Think the thing about the R-390A is that from a maintenance standpoint all the tubes are “off the shelf” and maybe with the exception of the stupid ballast tube and the two rectifiers easily obtainable. In the SRR the only common tube is the 6X4, got to drag out the soldering iron to change any of the others and how do you test them short of replacement? The IF decks in R-390 receivers suffer from the Black Beauty of Death capacitor thing but so what, they are easy to access and replace. Replacing components in those weird little assemblies on the SRR or testing them in circuit is just about imposable.
If anything is an issue in the R-390A its problems with not knowing the mechanical “Tricks” for assembly removal and mechanical alignment and having to repair damage other may have done. Almost every radio I have ever worked on did not need to be aligned unless someone gets in there and cranks on the it.

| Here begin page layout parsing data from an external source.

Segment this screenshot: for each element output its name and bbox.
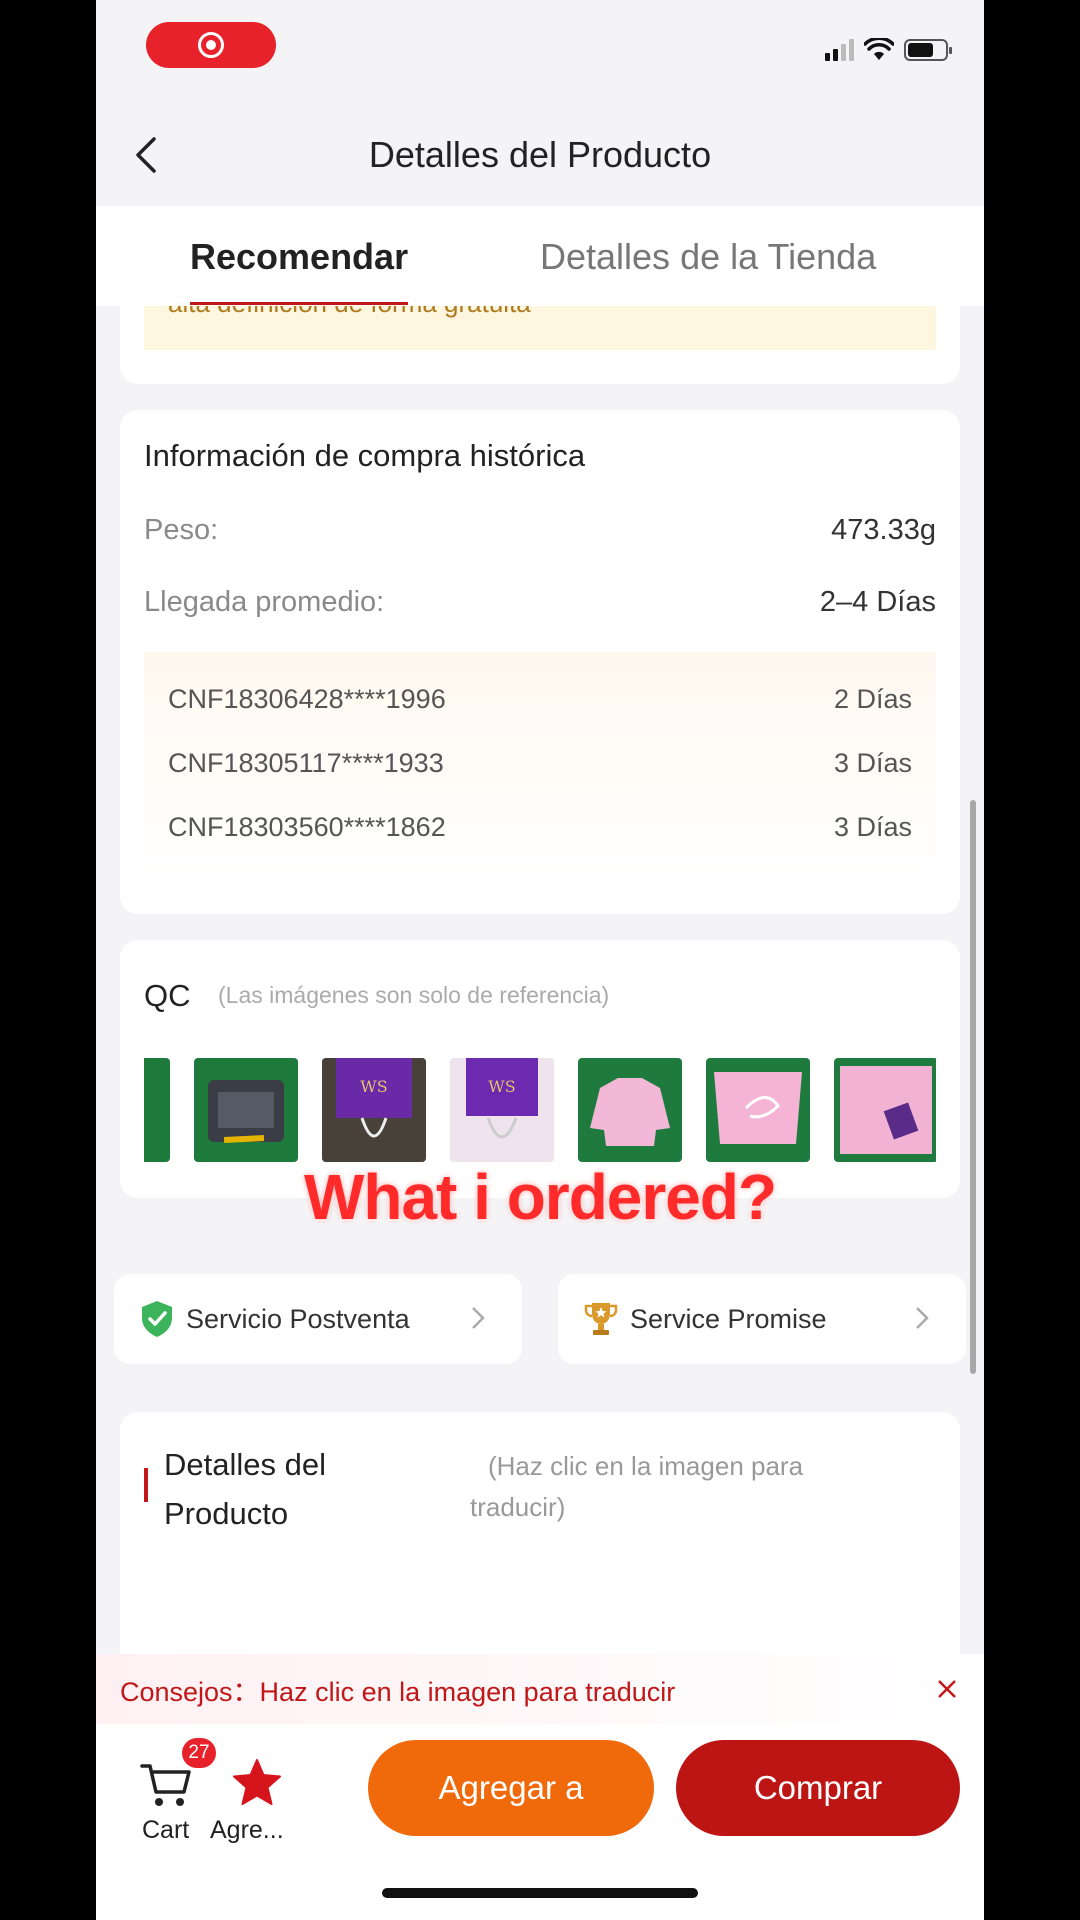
details-hint: (Haz clic en la imagen para traducir) <box>470 1451 804 1522</box>
order-days: 2 Días <box>833 684 912 714</box>
favorite-label: Agre... <box>210 1816 284 1844</box>
phone-screen: Detalles del Producto alta definición de… <box>96 0 984 1920</box>
wifi-icon <box>864 38 894 60</box>
order-row: CNF18306428****1996 2 Días <box>168 684 912 715</box>
tips-text: Consejos：Haz clic en la imagen para trad… <box>120 1676 676 1707</box>
purchase-history-card: Información de compra histórica Peso: 47… <box>120 410 960 914</box>
qc-thumbnail-pink-sweater[interactable] <box>578 1058 682 1162</box>
weight-value: 473.33g <box>831 514 936 546</box>
screen-record-indicator[interactable] <box>146 22 276 68</box>
bottom-action-bar: 27 Cart Agre... Agregar a Comprar <box>96 1724 984 1920</box>
home-indicator[interactable] <box>382 1888 698 1898</box>
order-id: CNF18305117****1933 <box>168 748 444 778</box>
order-list: CNF18306428****1996 2 Días CNF18305117**… <box>144 652 936 880</box>
battery-icon <box>904 39 952 61</box>
order-id: CNF18303560****1862 <box>168 812 446 842</box>
chevron-right-icon <box>908 1304 936 1332</box>
product-details-card: Detalles del Producto (Haz clic en la im… <box>120 1412 960 1672</box>
qc-thumbnail-package[interactable] <box>194 1058 298 1162</box>
details-title: Detalles del Producto <box>164 1447 326 1531</box>
trophy-icon <box>584 1302 618 1336</box>
order-row: CNF18303560****1862 3 Días <box>168 812 912 843</box>
qc-thumbnail-strip[interactable]: WS WS <box>144 1058 936 1162</box>
close-tips-button[interactable] <box>930 1672 964 1706</box>
qc-thumbnail-purple-label-closeup[interactable]: WS <box>450 1058 554 1162</box>
tab-bar: Recomendar Detalles de la Tienda <box>96 206 984 306</box>
qc-note: (Las imágenes son solo de referencia) <box>218 982 610 1008</box>
cart-label: Cart <box>142 1816 190 1844</box>
screen-record-icon <box>198 32 224 58</box>
status-icons <box>825 38 952 62</box>
tab-store-details[interactable]: Detalles de la Tienda <box>540 236 876 278</box>
qc-thumbnail-purple-label[interactable]: WS <box>322 1058 426 1162</box>
cart-icon <box>140 1764 191 1806</box>
scrollbar[interactable] <box>970 800 976 1374</box>
qc-thumbnail-pink-sweater-folded[interactable] <box>834 1058 936 1162</box>
svg-text:WS: WS <box>488 1077 515 1096</box>
shield-check-icon <box>140 1301 174 1337</box>
svg-text:WS: WS <box>360 1077 387 1096</box>
qc-thumbnail-pink-sweater-back[interactable] <box>706 1058 810 1162</box>
add-favorite-button[interactable]: Agre... <box>210 1738 300 1844</box>
order-row: CNF18305117****1933 3 Días <box>168 748 912 779</box>
service-promise-button[interactable]: Service Promise <box>558 1274 966 1364</box>
order-days: 3 Días <box>833 812 912 842</box>
order-days: 3 Días <box>833 748 912 778</box>
cart-button[interactable]: 27 Cart <box>128 1738 216 1844</box>
tips-bar: Consejos：Haz clic en la imagen para trad… <box>96 1654 984 1724</box>
tab-recomendar[interactable]: Recomendar <box>190 236 409 305</box>
qc-thumbnail-dark-clothing[interactable] <box>144 1058 170 1162</box>
after-sales-service-button[interactable]: Servicio Postventa <box>114 1274 522 1364</box>
star-icon <box>233 1759 281 1805</box>
qc-title: QC <box>144 978 191 1013</box>
arrival-label: Llegada promedio: <box>144 586 385 618</box>
service-promise-label: Service Promise <box>630 1303 827 1334</box>
weight-label: Peso: <box>144 514 219 546</box>
after-sales-label: Servicio Postventa <box>186 1303 410 1334</box>
weight-row: Peso: 473.33g <box>144 514 936 547</box>
cellular-signal-icon <box>825 39 854 61</box>
section-accent-bar <box>144 1468 148 1502</box>
history-title: Información de compra histórica <box>144 438 586 473</box>
order-id: CNF18306428****1996 <box>168 684 446 714</box>
arrival-value: 2–4 Días <box>819 586 936 618</box>
buy-button[interactable]: Comprar <box>676 1740 960 1836</box>
notice-banner: alta definición de forma gratuita <box>144 290 936 350</box>
chevron-right-icon <box>464 1304 492 1332</box>
page-title: Detalles del Producto <box>368 134 712 175</box>
arrival-row: Llegada promedio: 2–4 Días <box>144 586 936 619</box>
add-to-cart-button[interactable]: Agregar a <box>368 1740 654 1836</box>
nav-header: Detalles del Producto <box>96 110 984 200</box>
video-caption-overlay: What i ordered? <box>302 1159 779 1235</box>
close-icon <box>938 1680 956 1698</box>
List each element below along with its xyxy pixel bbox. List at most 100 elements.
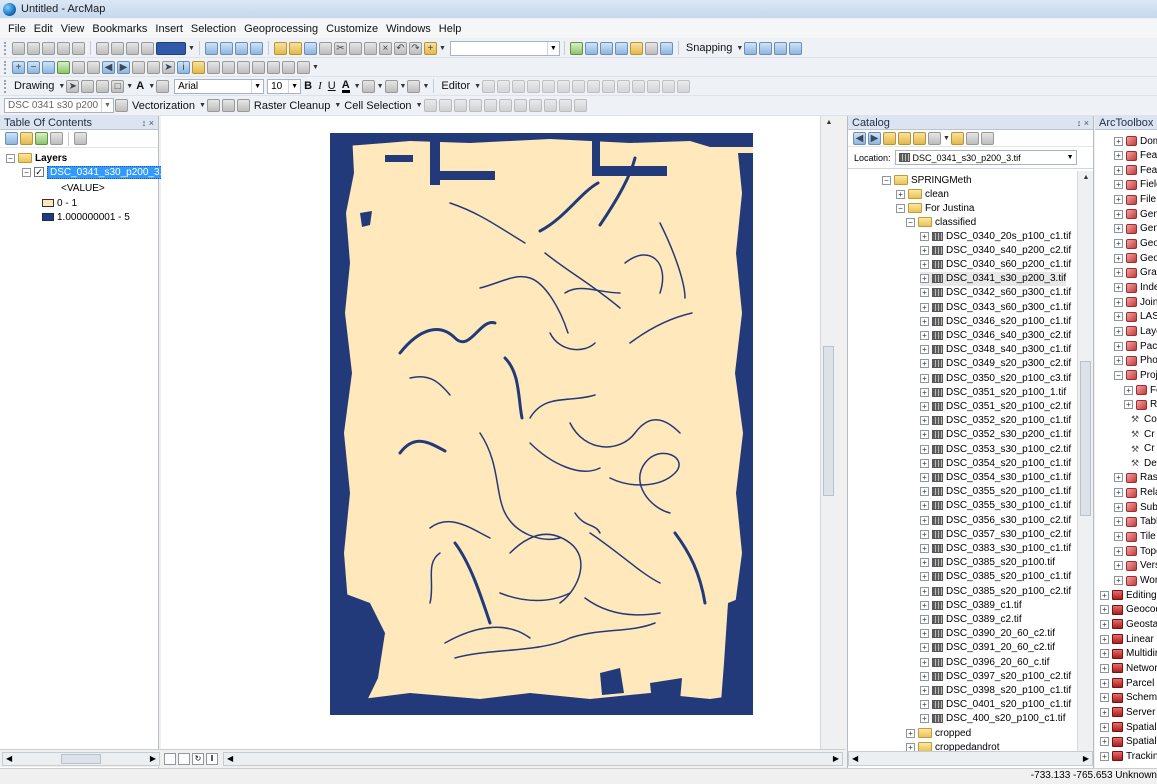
zoom-to-selected-icon[interactable] — [96, 79, 110, 93]
expand-icon[interactable]: + — [920, 515, 929, 525]
pin-close-icon[interactable]: ↕ × — [1077, 118, 1089, 128]
expand-icon[interactable]: + — [1114, 151, 1123, 161]
raster-tool-icon[interactable] — [498, 99, 512, 112]
dropdown-arrow-icon[interactable]: ▼ — [126, 83, 133, 90]
map-horizontal-scrollbar[interactable]: ◀ ▶ — [223, 751, 843, 766]
legend-class-row[interactable]: 0 - 1 — [42, 196, 77, 210]
raster-file-row[interactable]: + DSC_0389_c1.tif — [920, 598, 1022, 612]
options-icon[interactable] — [74, 132, 87, 145]
expand-icon[interactable]: + — [920, 430, 929, 440]
expand-icon[interactable]: + — [920, 316, 929, 326]
dropdown-arrow-icon[interactable]: ▼ — [58, 83, 65, 90]
bold-button[interactable]: B — [304, 80, 312, 92]
collapse-icon[interactable]: − — [882, 175, 891, 185]
raster-tool-icon[interactable] — [438, 99, 452, 112]
chevron-down-icon[interactable]: ▼ — [251, 79, 263, 93]
expand-icon[interactable]: + — [1114, 209, 1123, 219]
refresh-view-button[interactable]: ↻ — [192, 752, 204, 765]
tool-icon[interactable] — [141, 41, 154, 55]
drawing-menu[interactable]: Drawing — [14, 80, 54, 92]
raster-file-row[interactable]: + DSC_0352_s20_p100_c1.tif — [920, 414, 1071, 428]
expand-icon[interactable]: + — [920, 231, 929, 241]
toolset-row[interactable]: + Dom — [1114, 134, 1157, 148]
expand-icon[interactable]: + — [920, 657, 929, 667]
expand-icon[interactable]: + — [1100, 693, 1109, 703]
expand-icon[interactable]: + — [920, 543, 929, 553]
dropdown-arrow-icon[interactable]: ▼ — [188, 45, 195, 52]
options-icon[interactable] — [980, 131, 994, 145]
zoom-in-icon[interactable]: + — [12, 60, 25, 74]
find-icon[interactable] — [237, 60, 250, 74]
collapse-icon[interactable]: − — [906, 217, 915, 227]
expand-icon[interactable]: + — [1100, 678, 1109, 688]
raster-file-row[interactable]: + DSC_0346_s20_p100_c1.tif — [920, 314, 1071, 328]
expand-icon[interactable]: + — [920, 629, 929, 639]
raster-file-row[interactable]: + DSC_0340_s60_p200_c1.tif — [920, 257, 1071, 271]
list-by-source-icon[interactable] — [20, 132, 33, 145]
toolbox-row[interactable]: + Spatial S — [1100, 735, 1157, 749]
scroll-thumb[interactable] — [823, 346, 834, 496]
dropdown-arrow-icon[interactable]: ▼ — [312, 64, 319, 71]
expand-icon[interactable]: + — [920, 444, 929, 454]
layer-row[interactable]: − ✓ DSC_0341_s30_p200_3.tif — [22, 165, 174, 179]
expand-icon[interactable]: + — [920, 600, 929, 610]
expand-icon[interactable]: + — [1114, 297, 1123, 307]
pin-close-icon[interactable]: ↕ × — [142, 118, 154, 128]
measure-icon[interactable] — [222, 60, 235, 74]
raster-file-row[interactable]: + DSC_0355_s30_p100_c1.tif — [920, 499, 1071, 513]
delete-icon[interactable]: × — [378, 41, 392, 55]
toggle-contents-icon[interactable] — [950, 131, 964, 145]
redo-icon[interactable]: ↷ — [408, 41, 422, 55]
folder-row[interactable]: + clean — [896, 187, 949, 201]
toolset-row[interactable]: + Work — [1114, 574, 1157, 588]
toolbar-grip[interactable] — [4, 41, 8, 55]
expand-icon[interactable]: + — [1114, 312, 1123, 322]
expand-icon[interactable]: + — [1100, 663, 1109, 673]
folder-row[interactable]: + cropped — [906, 726, 971, 740]
toolbox-row[interactable]: + Geocod — [1100, 603, 1157, 617]
menu-geoprocessing[interactable]: Geoprocessing — [240, 23, 322, 35]
tool-icon[interactable] — [42, 41, 55, 55]
raster-file-row[interactable]: + DSC_0398_s20_p100_c1.tif — [920, 683, 1071, 697]
toolset-row[interactable]: + Featu — [1114, 163, 1157, 177]
expand-icon[interactable]: + — [896, 189, 905, 199]
expand-icon[interactable]: + — [920, 700, 929, 710]
raster-file-row[interactable]: + DSC_0354_s30_p100_c1.tif — [920, 470, 1071, 484]
editor-menu[interactable]: Editor — [441, 80, 470, 92]
toolset-row[interactable]: + Subty — [1114, 500, 1157, 514]
toolset-row[interactable]: + Raste — [1114, 471, 1157, 485]
find-route-icon[interactable] — [252, 60, 265, 74]
raster-file-row[interactable]: + DSC_0383_s30_p100_c1.tif — [920, 541, 1071, 555]
toc-horizontal-scrollbar[interactable]: ◀ ▶ — [2, 751, 160, 766]
marker-color-icon[interactable] — [407, 79, 421, 93]
raster-file-row[interactable]: + DSC_0351_s20_p100_c2.tif — [920, 399, 1071, 413]
forward-icon[interactable]: ▶ — [117, 60, 130, 74]
expand-icon[interactable]: + — [1100, 590, 1109, 600]
toolbar-grip[interactable] — [4, 60, 8, 74]
tool-icon[interactable] — [204, 41, 218, 55]
expand-icon[interactable]: + — [920, 401, 929, 411]
expand-icon[interactable]: + — [1114, 561, 1123, 571]
raster-tool-icon[interactable] — [513, 99, 527, 112]
folder-row[interactable]: + croppedandrot — [906, 740, 1000, 751]
collapse-icon[interactable]: − — [896, 203, 905, 213]
expand-icon[interactable]: + — [1114, 283, 1123, 292]
dropdown-arrow-icon[interactable]: ▼ — [199, 102, 206, 109]
toolbox-row[interactable]: + Editing — [1100, 588, 1157, 602]
scroll-left-icon[interactable]: ◀ — [6, 754, 12, 763]
menu-help[interactable]: Help — [435, 23, 466, 35]
time-slider-icon[interactable] — [282, 60, 295, 74]
toolset-row[interactable]: + Gene — [1114, 222, 1157, 236]
toolbox-row[interactable]: + Server T — [1100, 705, 1157, 719]
chevron-down-icon[interactable]: ▼ — [546, 41, 559, 55]
toolset-row[interactable]: + Versi — [1114, 559, 1157, 573]
back-icon[interactable]: ◀ — [853, 131, 866, 145]
expand-icon[interactable]: + — [1114, 341, 1123, 351]
tool-icon[interactable] — [12, 41, 25, 55]
tool-icon[interactable] — [234, 41, 248, 55]
expand-icon[interactable]: + — [1114, 224, 1123, 234]
clear-selection-icon[interactable] — [147, 60, 160, 74]
snapping-menu[interactable]: Snapping — [686, 42, 733, 54]
underline-button[interactable]: U — [328, 80, 336, 92]
chevron-down-icon[interactable]: ▼ — [101, 99, 113, 112]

The other issue today with the R-390A is they have a flock of crystals in the first converter assembly and it’s not uncommon for them to be out of tolerance or dead resulting in a dead band or two.
In that respect the SRR has a small advantage.
Think my point is that from the early fifties and the first R-390, the release of the R-390A in 1954 over fifty-five thousand receivers were produced. Many stayed in active military service into the nineteen eighties, would speculate that unlike the SRR family of radios R-390A receivers were installed, operated alongside the SRR and remained in service long after the SRR was gone and forgotten.
As far as comments on the RA and RB family of huge heavy radios, I am not saying that they are bad radios, just that they are huge, heavy receivers and in today’s world most Hams worship at the altar of smaller lighter latest box on the block. Imagine you can wedge two hundred SDR receivers into the footprint of one RBC and it will still weigh less.